Status resistensi antibiotika terhadap
foodborne bakteria baik pada manusia maupun hewan semakin meningkat, khususnya
resistensi terhadap bakteri Gram-negatif (Salmonella spp. dan Escherichia
coli). Di beberapa negara banyak data yang menunjukkan bahwa bakteri E.
coli yang berasal dari unggas telah resisten terhadap beberapa antibiotika.
Resistensi antibiotik terhadap mikroba menimbulkan beberapa konsekuensi yang
fatal. Penyakit infeksi yang disebabkan oleh bakteri yang gagal berespon
terhadap pengobatan mengakibatkan perpanjangan penyakit (prolonged illness),
meningkatnya resiko kematian (greater risk of death) dan semakin lamanya
masa rawat inap di rumah sakit (length of stay). Ketika respon terhadap
pengobatan menjadi lambat bahkan gagal,pasien menjadi infeksius untuk beberapa
waktu yang lama (carrier) (Deshpande et al, 2011).
Dampak resistensi antibiotika terhadap gangguan kesehatan manusia dapat dikategorikan menjadi 2 yaitu:
1. Terjadinya infeksi yang seharusnya tidak terjadi
Pemakaian
antibiotika pada manusia dan hewan mengganggu mikroflora usus yang menempatkan
seseorang tersebut mempunyai resiko terjadinya infeksi bakteri tertentu. Seseorang
yang membawa agen antimicrobial mengakibatkan naiknya resiko menjadi terinfeksi
bakteri patogen yang resisten terhadap antibiotika tersebut.
2. Naiknya
frekuensi kegagalan pengobatan dan naiknya infeksi yang berat
Naiknya frekuensi kegagalan pengobatan dan naiknya infeksi yang berat dimanifestasikan dengan lamanya waktu pengobatan, naiknya frekuensi sistemik infeksi, naiknya lama waktu rawat inap, atau tingginya angka kematian.
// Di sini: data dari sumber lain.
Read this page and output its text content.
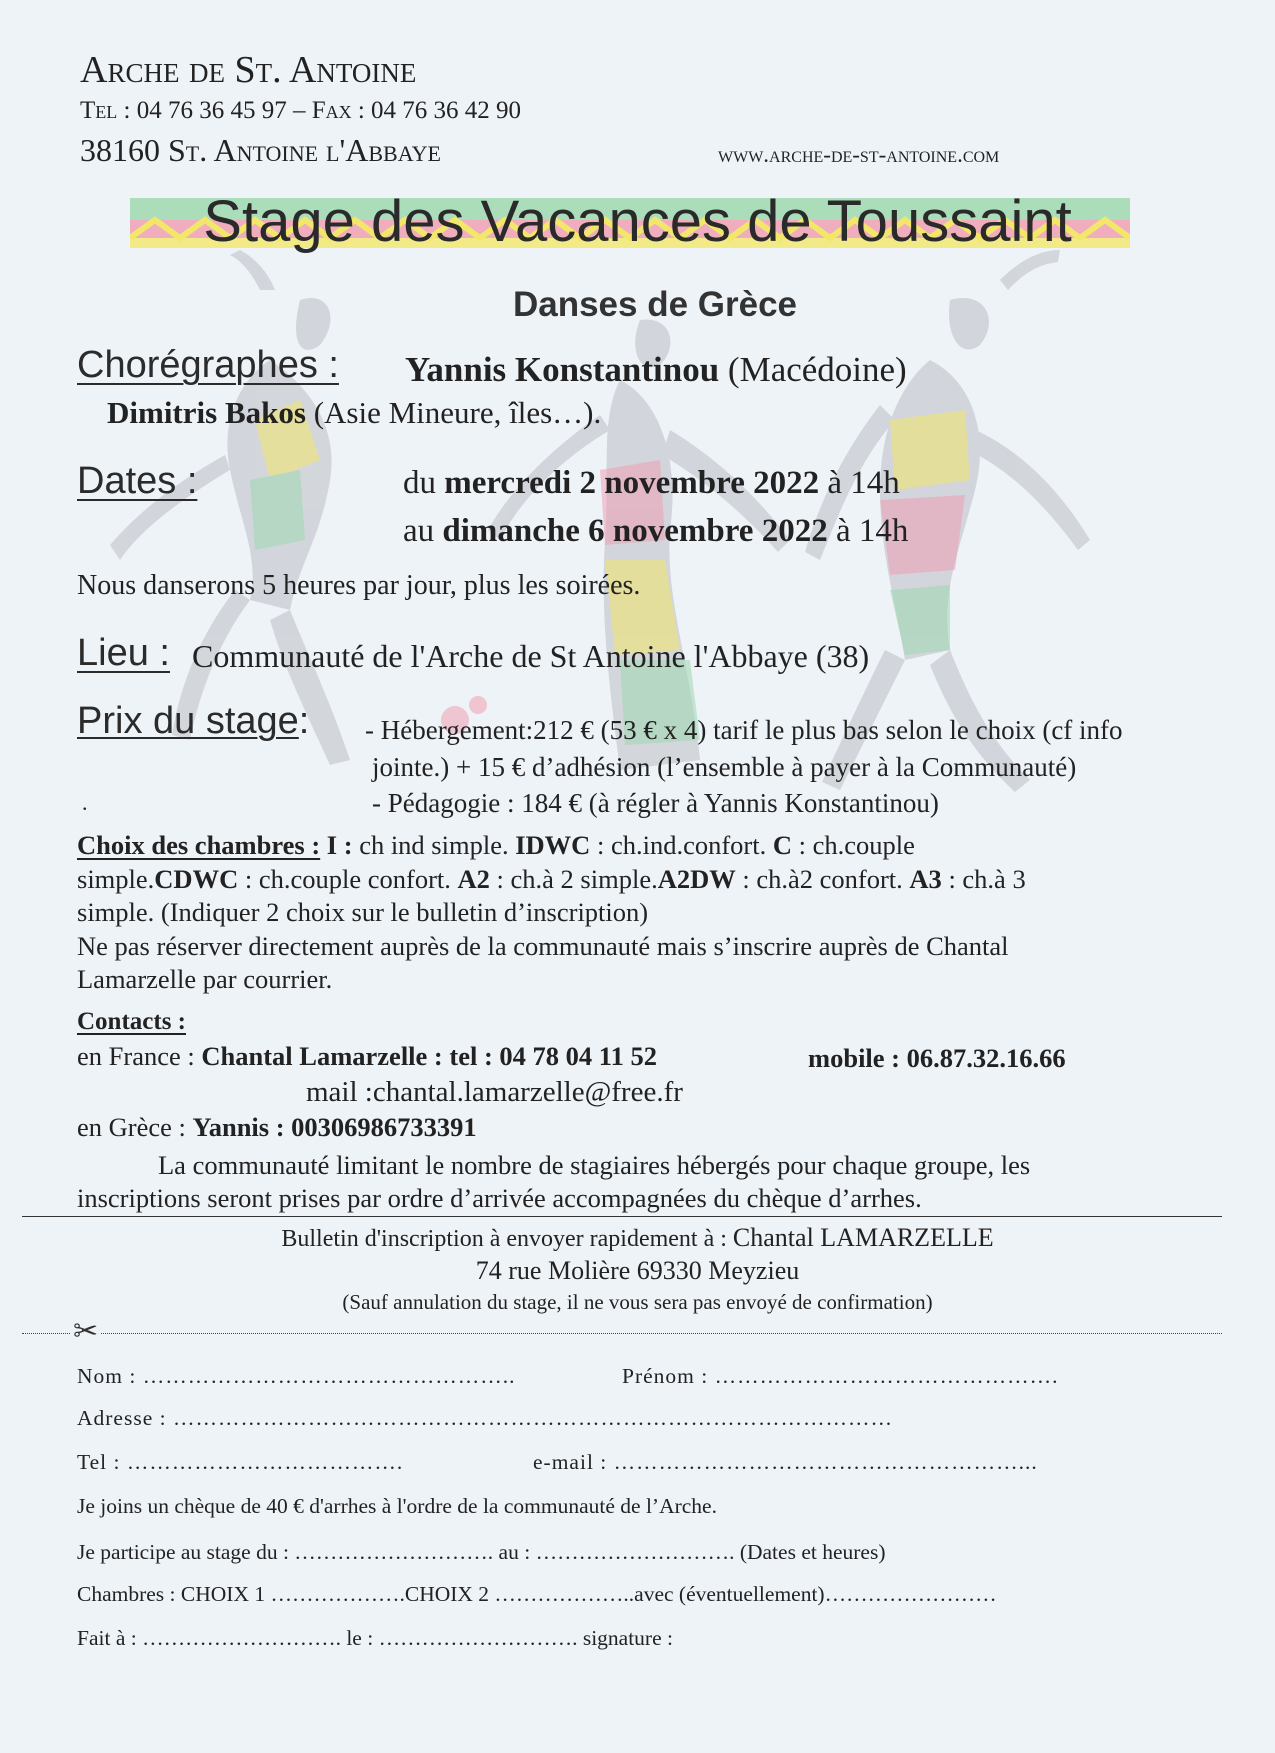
Arche de St. Antoine
Tel : 04 76 36 45 97 – Fax : 04 76 36 42 90
38160 St. Antoine l'Abbaye	www.arche-de-st-antoine.com
Stage des Vacances de Toussaint
Danses de Grèce
Chorégraphes : Yannis Konstantinou (Macédoine)
Dimitris Bakos (Asie Mineure, îles…).
Dates :	du mercredi 2 novembre 2022 à 14h
au dimanche 6 novembre 2022 à 14h
Nous danserons 5 heures par jour, plus les soirées.
Lieu : Communauté de l'Arche de St Antoine l'Abbaye (38)
Prix du stage: - Hébergement:212 € (53 € x 4) tarif le plus bas selon le choix (cf info
jointe.) + 15 € d’adhésion (l’ensemble à payer à la Communauté)
- Pédagogie : 184 € (à régler à Yannis Konstantinou)
.
Choix des chambres : I : ch ind simple. IDWC : ch.ind.confort. C : ch.couple
simple.CDWC : ch.couple confort. A2 : ch.à 2 simple.A2DW : ch.à2 confort. A3 : ch.à 3
simple. (Indiquer 2 choix sur le bulletin d’inscription)
Ne pas réserver directement auprès de la communauté mais s’inscrire auprès de Chantal
Lamarzelle par courrier.
Contacts :
en France : Chantal Lamarzelle : tel : 04 78 04 11 52	mobile : 06.87.32.16.66
mail :chantal.lamarzelle@free.fr
en Grèce : Yannis : 00306986733391
La communauté limitant le nombre de stagiaires hébergés pour chaque groupe, les
inscriptions seront prises par ordre d’arrivée accompagnées du chèque d’arrhes.
Bulletin d'inscription à envoyer rapidement à : Chantal LAMARZELLE
74 rue Molière 69330 Meyzieu
(Sauf annulation du stage, il ne vous sera pas envoyé de confirmation)
✂
Nom : …………………………………………..	Prénom : ……………………………………….
Adresse : ……………………………………………………………………………………
Tel : ……………………………….	e-mail : ………………………………………………...
Je joins un chèque de 40 € d'arrhes à l'ordre de la communauté de l’Arche.
Je participe au stage du : ………………………. au : ………………………. (Dates et heures)
Chambres : CHOIX 1 ……………….CHOIX 2 ………………..avec (éventuellement)……………………
Fait à : ………………………. le : ………………………. signature :
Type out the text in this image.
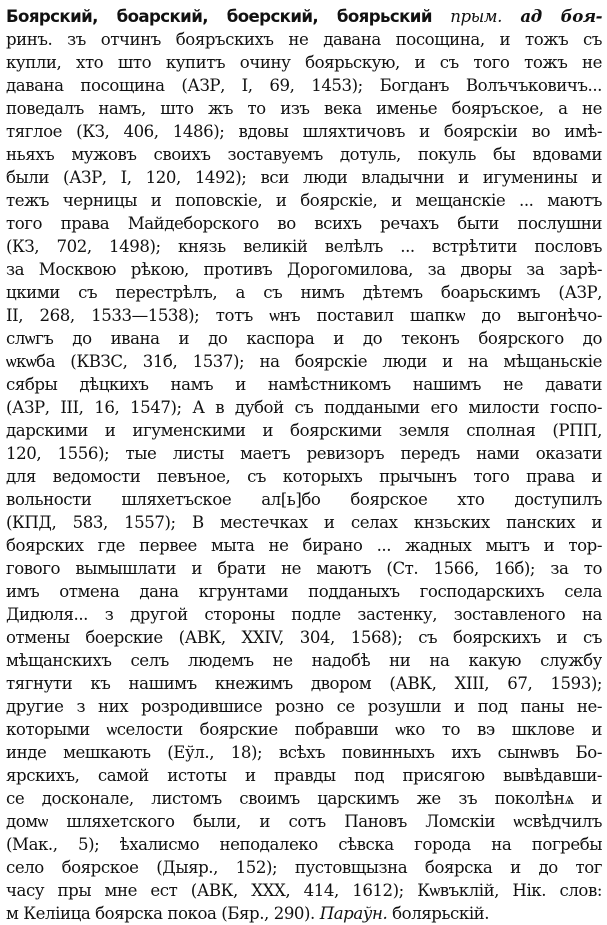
Боярский, боарский, боерский, боярьский прым. ад боя-
ринъ. зъ отчинъ бояръскихъ не давана посощина, и тожъ съ
купли, хто што купитъ очину боярьскую, и съ того тожъ не
давана посощина (АЗР, І, 69, 1453); Богданъ Волъчъковичъ...
поведалъ намъ, што жъ то изъ века именье бояръское, а не
тяглое (КЗ, 406, 1486); вдовы шляхтичовъ и боярскіи во имѣ-
ньяхъ мужовъ своихъ зоставуемъ дотуль, покуль бы вдовами
были (АЗР, І, 120, 1492); вси люди владычни и игуменины и
тежъ черницы и поповскіе, и боярскіе, и мещанскіе ... маютъ
того права Майдеборского во всихъ речахъ быти послушни
(КЗ, 702, 1498); князь великій велѣлъ ... встрѣтити пословъ
за Москвою рѣкою, противъ Дорогомилова, за дворы за зарѣ-
цкими съ перестрѣлъ, а съ нимъ дѣтемъ боарьскимъ (АЗР,
ІІ, 268, 1533—1538); тотъ ѡнъ поставил шапкѡ до выгонѣчо-
слѡгъ до ивана и до каспора и до теконъ боярского до
ѡкѡба (КВЗС, 31б, 1537); на боярскіе люди и на мѣщаньскіе
сябры дѣцкихъ намъ и намѣстникомъ нашимъ не давати
(АЗР, ІІІ, 16, 1547); А в дубой съ поддаными его милости госпо-
дарскими и игуменскими и боярскими земля сполная (РПП,
120, 1556); тые листы маетъ ревизоръ передъ нами оказати
для ведомости певъное, съ которыхъ прычынъ того права и
вольности шляхетъское ал[ь]бо боярское хто доступилъ
(КПД, 583, 1557); В местечках и селах кнзьских панских и
боярских где первее мыта не бирано ... жадных мытъ и тор-
гового вымышлати и брати не маютъ (Ст. 1566, 16б); за то
имъ отмена дана кгрунтами подданыхъ господарскихъ села
Дидюля... з другой стороны подле застенку, зоставленого на
отмены боерские (АВК, XXIV, 304, 1568); съ боярскихъ и съ
мѣщанскихъ селъ людемъ не надобѣ ни на какую службу
тягнути къ нашимъ кнежимъ двором (АВК, XIII, 67, 1593);
другие з них розродившисе розно се розушли и под паны не-
которыми ѡселости боярские побравши ѡко то вэ шклове и
инде мешкають (Еўл., 18); всѣхъ повинныхъ ихъ сынѡвъ Бо-
ярскихъ, самой истоты и правды под присягою вывѣдавши-
се досконале, листомъ своимъ царскимъ же зъ поколѣнѧ и
домѡ шляхетского были, и сотъ Пановъ Ломскіи ѡсвѣдчилъ
(Мак., 5); ѣхалисмо неподалеко сѣвска города на погребы
село боярское (Дыяр., 152); пустовщызна боярска и до тог
часу пры мне ест (АВК, XXX, 414, 1612); Кѡвъклій, Нік. слов:
м Келіица боярска покоа (Бяр., 290). Параўн. болярьскій.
2.2. Penyebab Resistensi Antimikroba
Penyebab utama resistensi antibiotika adalah penggunaannya yang meluas dan irasional. Terdapat beberapa faktor yang mendukung terjadinya resistensi, antara lain :
1. Penggunaannya yang kurang tepat (irrasional): terlalu singkat, dalam dosis yang terlalu rendah, diagnosa awal yang salah, dalam potensi yang tidak adekuat.
2. Penggunaan monoterapi: dibandingkan dengan penggunaan terapi kombinasi, penggunaan monoterapi lebih mudah menimbulkan resistensi.
3. Perilaku hidup sehat: terutama bagi tenaga kesehatan, misalnya mencuci tangan setelah memeriksa pasien atau desinfeksi alat-alat yang akan dipakai untuk memeriksa pasien.
4. Penggunaannya untuk hewan dan binatang ternak: antibiotik juga dipakai untuk mencegah dan mengobati penyakit infeksi pada hewan ternak. Dalam jumlah besar antibiotik digunakan sebagai suplemen rutin untuk profilaksis atau merangsang pertumbuhan hewan ternak. Bila dipakai dengan dosis subterapeutik, akan meningkatkan terjadinya resistensi.
5. Promosi komersial dan penjualan besar-besaran oleh perusahaan farmasi serta didukung pengaruh globalisasi, memudahkan terjadinya pertukaran barang sehingga jumlah antibiotika yang beredar semakin luas. Hal ini memudahkan akses masyarakat luas terhadap antibiotika.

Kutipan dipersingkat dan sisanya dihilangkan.